I was a Doubting Thomasina about his ambitious vision.
Yet today, there is a major medical center already open — the Cleveland Clinic Lou Ruvo Center for Brain Health, the site of Goodman’s 11th and final city update.
The Smith Center for the Performing Arts is nearly finished. The new park was built but immediately became a haven for the homeless. The sports arena has yet to become a reality, and the transportation system probably won’t.
However, Goodman is still working on the arena and an accompanying professional sports team.
Much of downtown is visibly better off today than it was when Goodman was first elected in 1999, and his salesmanship deserves credit.
The jazzy seven-minute video introducing his 40-minute speech showed Goodman and the other City Council members cutting ribbons and pitching dirt at groundbreakings.
Like a salesman, Goodman told a compelling story about his three terms in office, mentioning only his successes and avoiding his failures.
He started with the 61-acre site now called Symphony Park, which housed one building when he was elected — the Clark County Government Center. Since then, it’s been joined by a successful outlet mall, the World Market Center, the IRS building, the Ruvo center and now the Smith center.
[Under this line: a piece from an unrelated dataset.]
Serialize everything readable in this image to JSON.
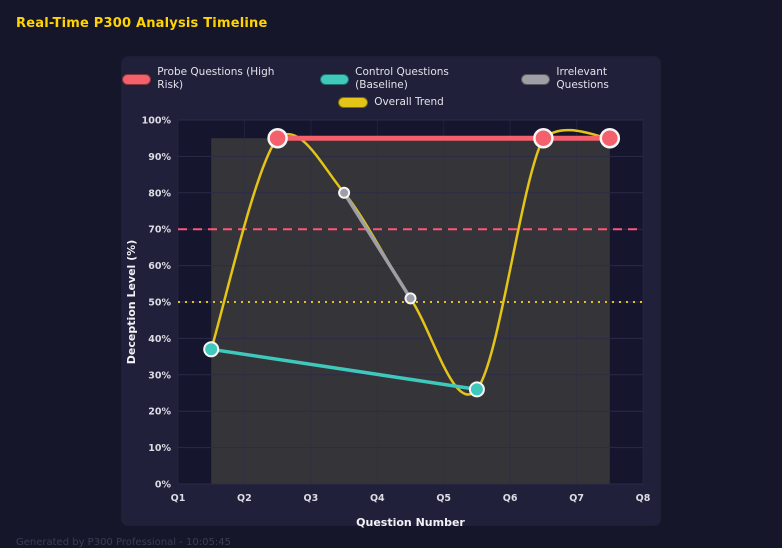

Still to come is the relocated Lied Children’s Discovery Museum. Nearby, the new City Hall is being built, which makes room for Zappo’s to move into the old City Hall.
Elsewhere downtown, East Fremont is developing commercially, and various condo projects have been built, even if some remain mostly vacant because of the economic downturn. The Mob Museum is under way.
“It took 13 years for us to become an overnight success,” Goodman said.
His surprise announcement this year was that a high school for exceptional students will be located at Symphony Park and the Lady Luck will be restructured to include a Doubletree Hotel.
Goodman’s success has been in the area of physical structures, and that success can’t be taken away from the mob lawyer-turned-mayor.
A sense of history made me want to be at Goodman’s final State of the City speech Tuesday. Would it be a warts-and-all self-evaluation? Not a chance.
There was nary a word about the homeless problem or the problems of the mentally ill.
The mentally ill are suddenly front and center because of Jared Loughner’s rampage at U.S. Rep. Gabrielle Giffords’ event in Tucson, where six were killed and others wounded.
In his 2001 speech, Goodman said, “In order for us to make a difference, we are going to have to solve, not manage, many of the social issues.”
The issues have not been solved or managed on Goodman’s watch, and the economy hasn’t helped.
Goodman convinced other local governments that homelessness is a regional problem, not just a downtown Las Vegas problem. But a drive along Bonanza Road or Main Street provides evidence that the problems of the homeless, mental illness and substance abuse remain rampant.
Yet, despite his sometimes boorish behavior, his sometimes questionable ethics and his tendency toward revisionist history, Goodman has been a far better mayor than I anticipated. He had a vision and made more of it a reality than I thought possible.